Attack: Password Spraying

Attack: Password Spraying

A password spraying attack is a type of cyber attack where an attacker uses a single password (or a list of commonly used passwords) against many different accounts before moving on to try a different password. This method is employed to avoid account lockouts that would normally occur from too many failed login attempts on a single account. Instead of targeting one user at a time with many passwords, the attacker sprays the same password across many users.

This technique takes advantage of the fact that many users might choose common, weak passwords like "password," "123456," or "qwerty." Since the attack is distributed across many accounts, it reduces the likelihood of triggering security mechanisms designed to detect and block multiple failed login attempts from a single IP address or against a single account. Password spraying is particularly effective against accounts where users have set weak passwords and where security settings do not enforce strong password policies or detect this type of attack pattern.
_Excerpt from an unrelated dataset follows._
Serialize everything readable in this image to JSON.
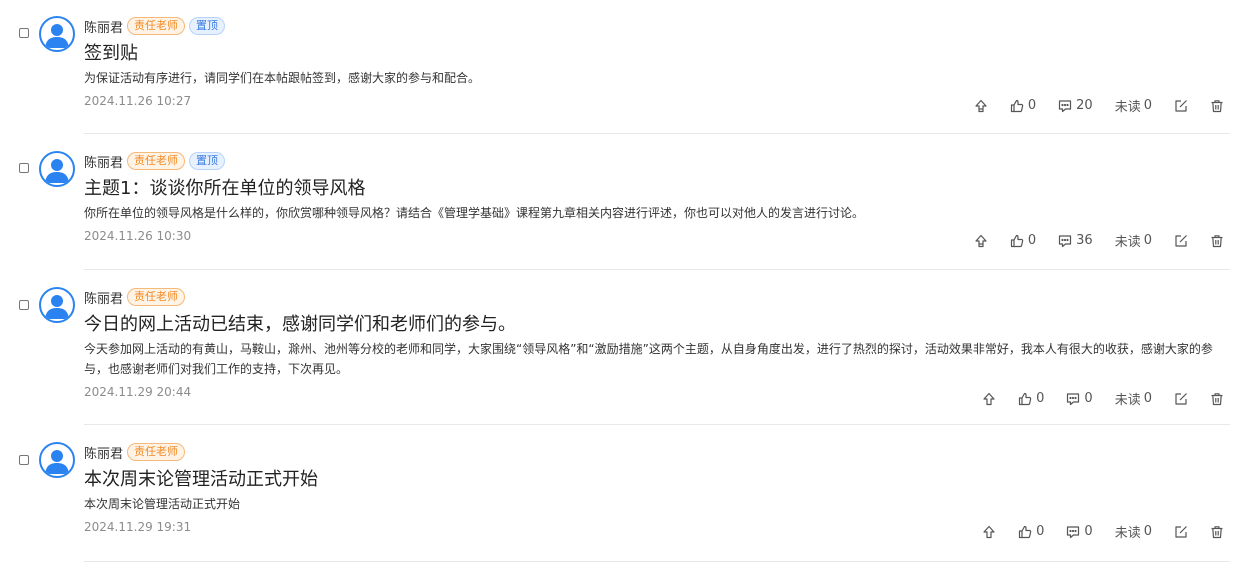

To protect against password spraying attacks, organizations and users should implement and adhere to strong password policies, enable multi-factor authentication (MFA) wherever possible, and monitor for unusual login attempts or patterns that could indicate a spraying attempt.

The Microsoft Incident

In January 2024, Microsoft revealed that it had fallen victim to an attack by Russian-state hackers known as Midnight Blizzard, Nobelium. The striking aspect of this breach was its simplicity; the attackers did not rely on sophisticated methods or exploit unknown vulnerabilities but instead utilized a straightforward password spray attack to compromise an old, unused account. The hackers executed the password spray attack in November 2023, employing a basic brute force strategy that attempts the same password across numerous accounts. Through the widespread application of weak and previously compromised passwords, they managed to infiltrate a non-production legacy test account within Microsoft's network. This access provided the necessary foothold to initiate their campaign, allowing either direct exploitation of this account's privileges or further privilege escalation.

For a duration of seven weeks, the attackers conducted operations that included the extraction of emails and document attachments, affecting a minimal fraction of Microsoft's corporate email accounts. Notably, this included accounts of individuals in senior management and members of the Cybersecurity and Legal departments. Upon detecting the breach on January 12th, Microsoft's Security team quickly intervened to halt the attackers' progress and prevent any further access, showcasing the ongoing battle between cybersecurity defenses and sophisticated hacker tactics.